Official visits are a much different story. They are regulated by the NCAA so each athlete can only take five official visits throughout the recruiting process and they are restricted by dates (This does vary from sport to sport). Depending on the sport and the level, college programs have a certain number of players that they can bring on campus for official visit. That is why some schools prefer to bring visitors after their high school season so they know who is serious about them. Like I said before, the athletes have their travel paid for and will be reimbursed if they did drive (I believe it depends on mileage but I am not 100% certain).
In the majority of situations, schools that extend an invite for an official visit are likely going to offer you a scholarship.

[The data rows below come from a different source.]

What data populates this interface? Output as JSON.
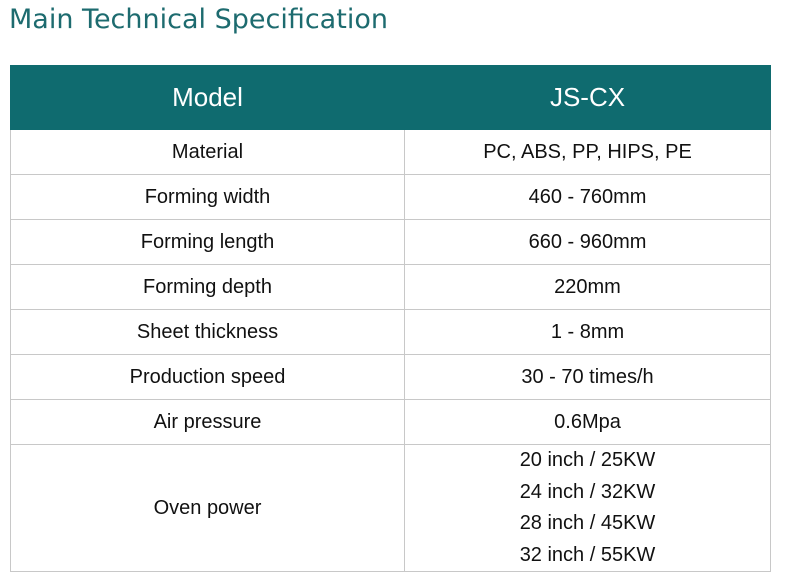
{
  "header": {
    "title": "Main Technical Specification"
  },
  "table": {
    "columns": [
      "Model",
      "JS-CX"
    ],
    "rows": [
      [
        "Material",
        "PC, ABS, PP, HIPS, PE"
      ],
      [
        "Forming width",
        "460 - 760mm"
      ],
      [
        "Forming length",
        "660 - 960mm"
      ],
      [
        "Forming depth",
        "220mm"
      ],
      [
        "Sheet thickness",
        "1 - 8mm"
      ],
      [
        "Production speed",
        "30 - 70 times/h"
      ],
      [
        "Air pressure",
        "0.6Mpa"
      ],
      [
        "Oven power",
        [
          "20 inch / 25KW",
          "24 inch / 32KW",
          "28 inch / 45KW",
          "32 inch / 55KW"
        ]
      ]
    ]
  }
}
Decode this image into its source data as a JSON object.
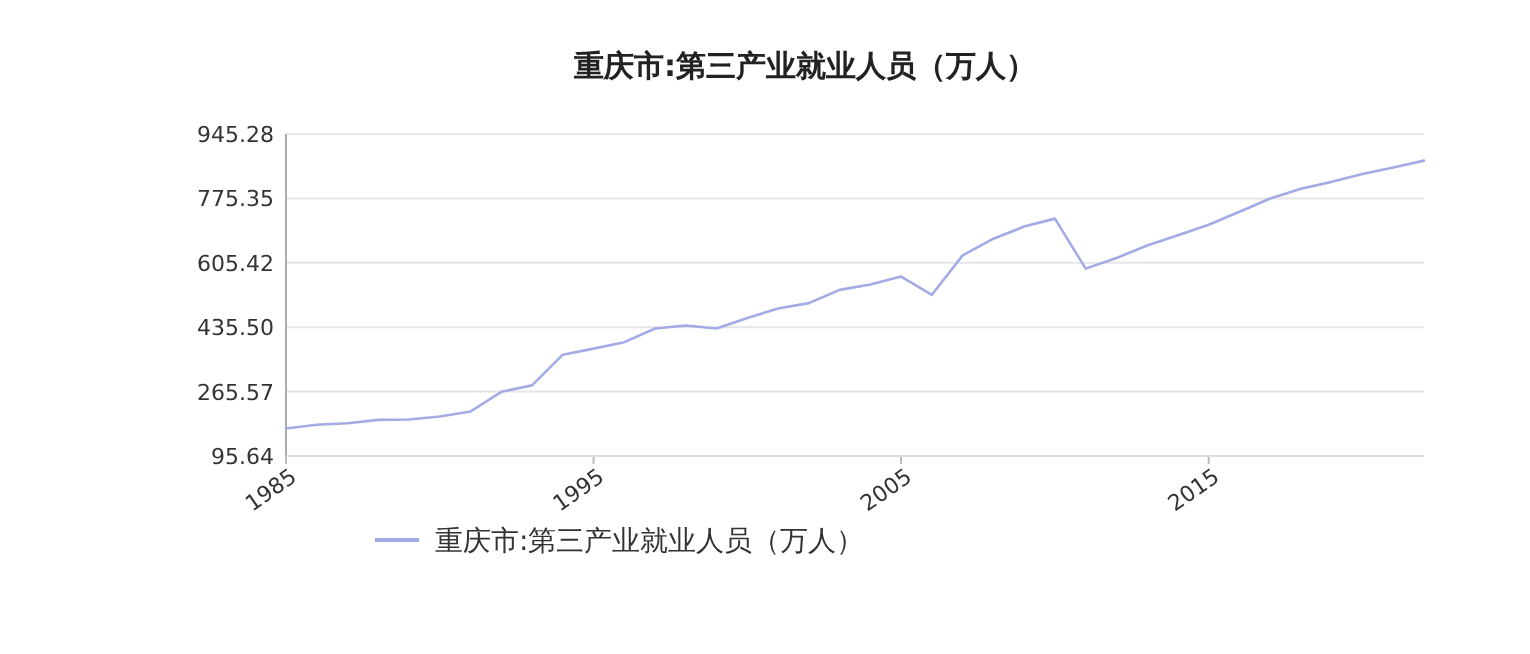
{
  "chart_data": {
    "type": "line",
    "title": "重庆市:第三产业就业人员（万人）",
    "x": [
      1985,
      1986,
      1987,
      1988,
      1989,
      1990,
      1991,
      1992,
      1993,
      1994,
      1995,
      1996,
      1997,
      1998,
      1999,
      2000,
      2001,
      2002,
      2003,
      2004,
      2005,
      2006,
      2007,
      2008,
      2009,
      2010,
      2011,
      2012,
      2013,
      2014,
      2015,
      2016,
      2017,
      2018,
      2019,
      2020,
      2021,
      2022
    ],
    "series": [
      {
        "name": "重庆市:第三产业就业人员（万人）",
        "color": "#a3abe6",
        "values": [
          168,
          178,
          182,
          191,
          192,
          200,
          213,
          265,
          282,
          363,
          379,
          396,
          432,
          440,
          432,
          460,
          485,
          499,
          534,
          548,
          569,
          521,
          625,
          669,
          701,
          722,
          590,
          618,
          651,
          678,
          706,
          740,
          775,
          801,
          819,
          840,
          857,
          875
        ]
      }
    ],
    "xlim": [
      1985,
      2022
    ],
    "xticks": [
      1985,
      1995,
      2005,
      2015
    ],
    "ylim": [
      95.64,
      945.28
    ],
    "yticks": [
      95.64,
      265.57,
      {
        "value": 435.5,
        "label": "435.50"
      },
      605.42,
      775.35,
      945.28
    ],
    "grid": "y",
    "legend": "bottom",
    "marker": "none",
    "line_style": "solid"
  }
}
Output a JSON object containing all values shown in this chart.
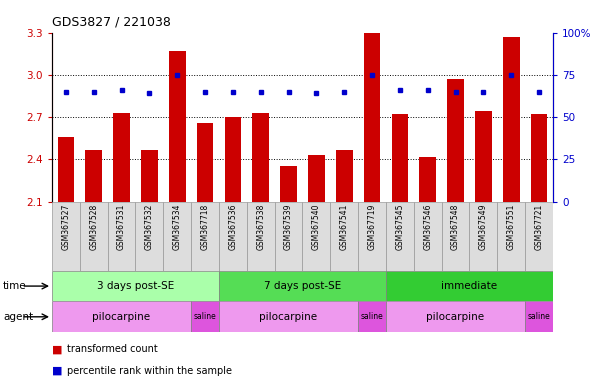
{
  "title": "GDS3827 / 221038",
  "samples": [
    "GSM367527",
    "GSM367528",
    "GSM367531",
    "GSM367532",
    "GSM367534",
    "GSM367718",
    "GSM367536",
    "GSM367538",
    "GSM367539",
    "GSM367540",
    "GSM367541",
    "GSM367719",
    "GSM367545",
    "GSM367546",
    "GSM367548",
    "GSM367549",
    "GSM367551",
    "GSM367721"
  ],
  "bar_values": [
    2.56,
    2.47,
    2.73,
    2.47,
    3.17,
    2.66,
    2.7,
    2.73,
    2.35,
    2.43,
    2.47,
    3.3,
    2.72,
    2.42,
    2.97,
    2.74,
    3.27,
    2.72
  ],
  "dot_values": [
    65,
    65,
    66,
    64,
    75,
    65,
    65,
    65,
    65,
    64,
    65,
    75,
    66,
    66,
    65,
    65,
    75,
    65
  ],
  "ylim": [
    2.1,
    3.3
  ],
  "y2lim": [
    0,
    100
  ],
  "yticks": [
    2.1,
    2.4,
    2.7,
    3.0,
    3.3
  ],
  "y2ticks": [
    0,
    25,
    50,
    75,
    100
  ],
  "bar_color": "#cc0000",
  "dot_color": "#0000cc",
  "bar_width": 0.6,
  "time_groups": [
    {
      "label": "3 days post-SE",
      "start": 0,
      "end": 5,
      "color": "#aaffaa"
    },
    {
      "label": "7 days post-SE",
      "start": 6,
      "end": 11,
      "color": "#55dd55"
    },
    {
      "label": "immediate",
      "start": 12,
      "end": 17,
      "color": "#33cc33"
    }
  ],
  "agent_groups": [
    {
      "label": "pilocarpine",
      "start": 0,
      "end": 4,
      "color": "#ee99ee"
    },
    {
      "label": "saline",
      "start": 5,
      "end": 5,
      "color": "#dd55dd"
    },
    {
      "label": "pilocarpine",
      "start": 6,
      "end": 10,
      "color": "#ee99ee"
    },
    {
      "label": "saline",
      "start": 11,
      "end": 11,
      "color": "#dd55dd"
    },
    {
      "label": "pilocarpine",
      "start": 12,
      "end": 16,
      "color": "#ee99ee"
    },
    {
      "label": "saline",
      "start": 17,
      "end": 17,
      "color": "#dd55dd"
    }
  ],
  "legend_bar_label": "transformed count",
  "legend_dot_label": "percentile rank within the sample",
  "label_time": "time",
  "label_agent": "agent",
  "tick_color_left": "#cc0000",
  "tick_color_right": "#0000cc",
  "background_color": "#ffffff",
  "dotted_line_values": [
    2.4,
    2.7,
    3.0
  ],
  "sample_cell_color": "#dddddd",
  "sample_cell_edge": "#999999"
}
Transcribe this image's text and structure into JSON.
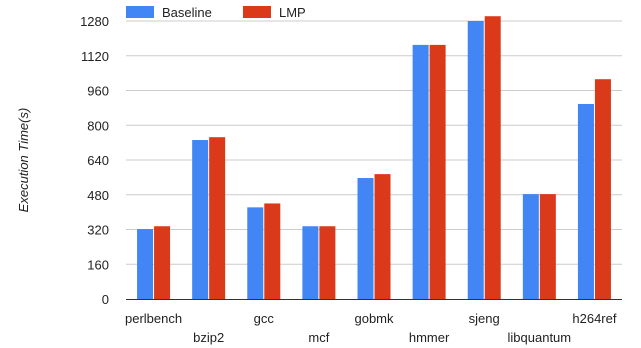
{
  "chart_data": {
    "type": "bar",
    "title": "",
    "xlabel": "",
    "ylabel": "Execution Time(s)",
    "ylim": [
      0,
      1280
    ],
    "yticks": [
      0,
      160,
      320,
      480,
      640,
      800,
      960,
      1120,
      1280
    ],
    "grid": true,
    "legend_position": "top",
    "categories": [
      "perlbench",
      "bzip2",
      "gcc",
      "mcf",
      "gobmk",
      "hmmer",
      "sjeng",
      "libquantum",
      "h264ref"
    ],
    "series": [
      {
        "name": "Baseline",
        "color": "#4285F4",
        "values": [
          322,
          732,
          422,
          335,
          557,
          1170,
          1280,
          483,
          898
        ]
      },
      {
        "name": "LMP",
        "color": "#DB3A1A",
        "values": [
          335,
          745,
          440,
          335,
          575,
          1170,
          1302,
          483,
          1012
        ]
      }
    ]
  }
}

Again, that is in most situations but taking an official visit means the school is serious about you. Since their total number of official visitors is restricted, it does mean you are among their top recruits. What normally happens during the fall open period for football, the coaches talk to the athletes about setting up an official visit. While the recruit can bring it up to the coach, normally it is the coach that brings it up. If they haven’t offered a scholarship or an official visit by December, chances are slim that you will be receiving a scholarship for football.
That is just a quick look at the difference between unofficial and official visits. While some already know this, this is another one of those recruiting things that are not always known when going into the recruiting process. With this being a huge time for football and basketball official visits, I will delve more in depth regarding dates and when these should be happening later on.